Он едва слышно прошептал это новое прозвище, не зная, имеет ли он на него право.
– Знаешь, какие они станут красивые, ты их прямо не узнаешь.
– Но я не хочу их больше носить. Они совсем ходить разучились. И потом, они ведь даже не мои, они из замка.
– А я перекрашу в коричневый цвет черный башмак над моей мастерской. И назову ее «Башмак Пьеро». И ты всегда будешь здесь как дома.
– Раз он брат Марселя, он в этом доме и так всегда как дома. Но это все не важно, в кои-то веки в твоей дурацкой башмачной башке родилась дельная мысль, – решает мама Пуф.
– А я уже давно зову его Пушистик. С тех пор как мы отправились в кругосветное путешествие. Мы было почти совсем убежали на всю жизнь.
Он не понимает, как это она может так легкомысленно раскрывать всем такие сокровенные тайны, их игру, которая хоть на несколько минут да превратилась в правду. А если игра была правдой, хотя бы даже одну-единственную минутку, она становится частичкой их жизни и не может существовать вне их, иначе погибнет.
– Хорошо, что еще вся жизнь впереди, мышонок, – говорит мама Пуф, поднимая тревожный взгляд на Поля, который вновь занимает место рядом с Изабеллой.

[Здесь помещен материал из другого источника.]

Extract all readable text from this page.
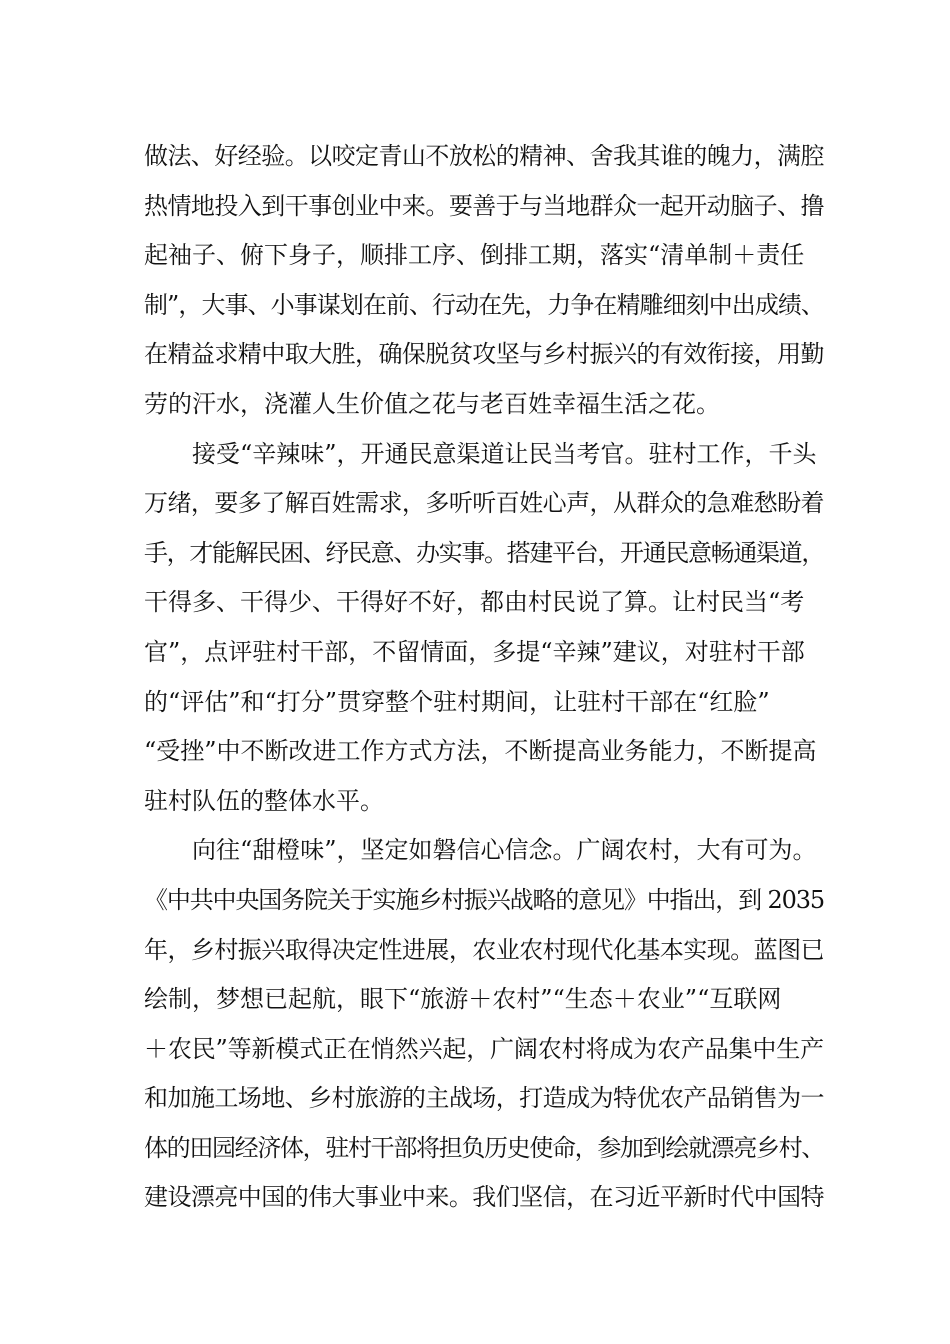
做法、好经验。以咬定青山不放松的精神、舍我其谁的魄力，满腔
热情地投入到干事创业中来。要善于与当地群众一起开动脑子、撸
起袖子、俯下身子，顺排工序、倒排工期，落实“清单制＋责任
制”，大事、小事谋划在前、行动在先，力争在精雕细刻中出成绩、
在精益求精中取大胜，确保脱贫攻坚与乡村振兴的有效衔接，用勤
劳的汗水，浇灌人生价值之花与老百姓幸福生活之花。
接受“辛辣味”，开通民意渠道让民当考官。驻村工作，千头
万绪，要多了解百姓需求，多听听百姓心声，从群众的急难愁盼着
手，才能解民困、纾民意、办实事。搭建平台，开通民意畅通渠道，
干得多、干得少、干得好不好，都由村民说了算。让村民当“考
官”，点评驻村干部，不留情面，多提“辛辣”建议，对驻村干部
的“评估”和“打分”贯穿整个驻村期间，让驻村干部在“红脸”
“受挫”中不断改进工作方式方法，不断提高业务能力，不断提高
驻村队伍的整体水平。
向往“甜橙味”，坚定如磐信心信念。广阔农村，大有可为。
《中共中央国务院关于实施乡村振兴战略的意见》中指出，到 2035
年，乡村振兴取得决定性进展，农业农村现代化基本实现。蓝图已
绘制，梦想已起航，眼下“旅游＋农村”“生态＋农业”“互联网
＋农民”等新模式正在悄然兴起，广阔农村将成为农产品集中生产
和加施工场地、乡村旅游的主战场，打造成为特优农产品销售为一
体的田园经济体，驻村干部将担负历史使命，参加到绘就漂亮乡村、
建设漂亮中国的伟大事业中来。我们坚信，在习近平新时代中国特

– Вечером мы опять пойдем смотреть на пароходы. Пойдешь с нами, Тереза?
Что будет делать эта добрая, на вид такая скучная Тереза, когда они встретятся с человеком в голубом? Девчонки что воробьи, им бы только скакать с места на место да чирикать и во всем искать забаву, а на все остальное им просто наплевать.

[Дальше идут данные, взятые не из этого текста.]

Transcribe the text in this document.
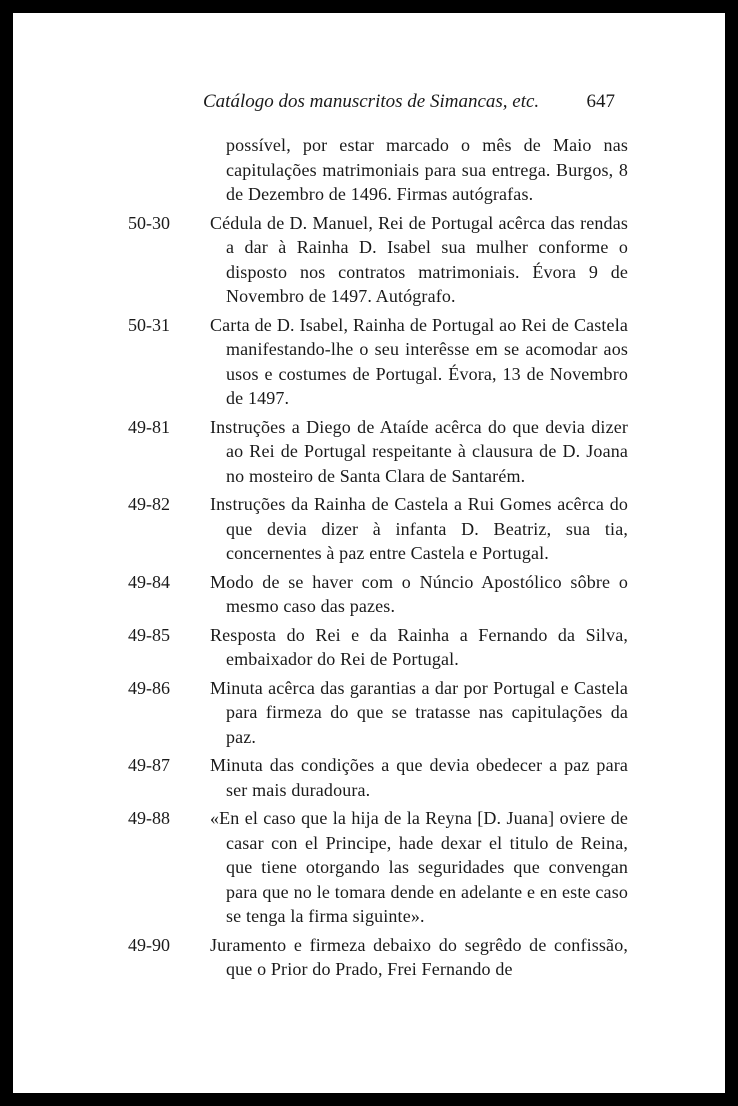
Catálogo dos manuscritos de Simancas, etc. 647
possível, por estar marcado o mês de Maio nas capitulações matrimoniais para sua entrega. Burgos, 8 de Dezembro de 1496. Firmas autógrafas.
50-30	Cédula de D. Manuel, Rei de Portugal acêrca das rendas a dar à Rainha D. Isabel sua mulher conforme o disposto nos contratos matrimoniais. Évora 9 de Novembro de 1497. Autógrafo.
50-31	Carta de D. Isabel, Rainha de Portugal ao Rei de Castela manifestando-lhe o seu interêsse em se acomodar aos usos e costumes de Portugal. Évora, 13 de Novembro de 1497.
49-81	Instruções a Diego de Ataíde acêrca do que devia dizer ao Rei de Portugal respeitante à clausura de D. Joana no mosteiro de Santa Clara de Santarém.
49-82	Instruções da Rainha de Castela a Rui Gomes acêrca do que devia dizer à infanta D. Beatriz, sua tia, concernentes à paz entre Castela e Portugal.
49-84	Modo de se haver com o Núncio Apostólico sôbre o mesmo caso das pazes.
49-85	Resposta do Rei e da Rainha a Fernando da Silva, embaixador do Rei de Portugal.
49-86	Minuta acêrca das garantias a dar por Portugal e Castela para firmeza do que se tratasse nas capitulações da paz.
49-87	Minuta das condições a que devia obedecer a paz para ser mais duradoura.
49-88	«En el caso que la hija de la Reyna [D. Juana] oviere de casar con el Principe, hade dexar el titulo de Reina, que tiene otorgando las seguridades que convengan para que no le tomara dende en adelante e en este caso se tenga la firma siguinte».
49-90	Juramento e firmeza debaixo do segrêdo de confissão, que o Prior do Prado, Frei Fernando de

– Боюсь, что нет, – отзывается голос, теплый, как хлебный мякиш. – У меня ужасно коленки разболелись. Распухли прямо как воздушные шары.
– От воздушных шаров больно не бывает. Жерар, ты подвезешь нас?
– Ладно, только чтобы через две минуты были готовы, а уж обратно будете добираться на трамвае.
И снова наступает молчание, в котором притаилась смутная угроза; она исходит от припухших глаз Изабеллы, от ее бурного дыхания, натягивающего сиреневое платье на груди, тревога чувствуется даже в том, что она не притрагивается к еде, и в том, как судорожно дышит рядом с ней неподвижная, массивная глыба цвета хаки. Пороховой шнур поджигает тот же самый близнец.
– А эти МП стреляют в спины наших солдат, чтобы те стреляли вперед? Значит, там на каждого солдата полагается свой МП? – глядя в потолок, кротким голоском спрашивает он.
Папапуф бросает на него тревожный и вместе с тем веселый взгляд. Второй близнец тут же подхватывает:
– Все-таки странно, зачем на войне полиция? Все равно что набрали бы, к примеру, таких ребят, которые заставляли бы нас драться с ирландцами, а если ирландцы на нас не нападали бы, сами напали бы на нас сзади. Почему ты пошел в МП?
Поль продолжает есть, как будто ничего не слышал.
– Эй вы, оба, – поспешно говорит мама Пуф. – Вы, кажется, уже кончили? Идите-ка погуляйте.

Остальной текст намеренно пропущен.